The pandemic is likely to have hurt the informal sector more acutely as it comprises smaller firms with limited economic buffers to withstand shocks. If small entrepreneurs are to risk their personal capital to go into business, they need a lot more support and far less interference. The promise to end tax terrorism hasn’t been kept; if animal spirits are to be kept alive, there needs to be a level playing field, rules need to be easy and impartial. As CEOs have pointed out, businessmen can’t always be treated with suspicion.
Corporate India is broke. For a sample of about 1,400 companies (excluding banks and financials) employee costs were flat in Q1FY21 and increased by less than 8% in each of the three previous quarters. Exclude the IT pack, employee costs would probably have fallen in Q1 and increased less in the other quarters. Productivity is poor, and the cash is concentrated in the top 20 firms which make 80% of the profits.
The bright spot is agriculture, the attempts to unyoke farmers from APMCs should pay off. But the bigger rural economy which depends on real estate and construction — is in trouble. With surplus labour and less work, real wages in rural India will stay flat or fall crimping consumption.
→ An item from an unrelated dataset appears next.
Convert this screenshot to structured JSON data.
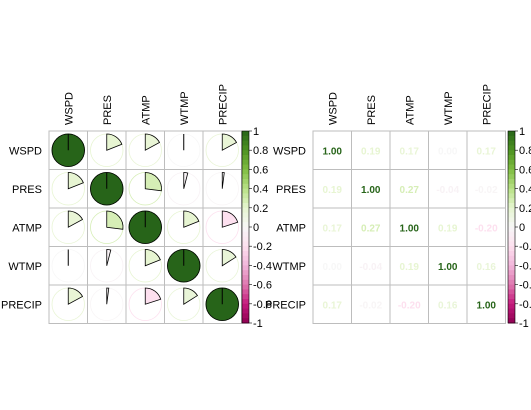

The bottom line: consumer confidence is low, small businesses are going broke, unemployment is high and jobs are becoming scarce. The labour-force participation fell from 58 to 49% between 2005 and 2018, according to a McKinsey estimate. Without the private sector, India cannot become a $5 trillion economy even by 2025 or 2026. If indeed, that target is sacrosanct, the government needs to acknowledge this fact. Treat the private sector well, treat everyone equally.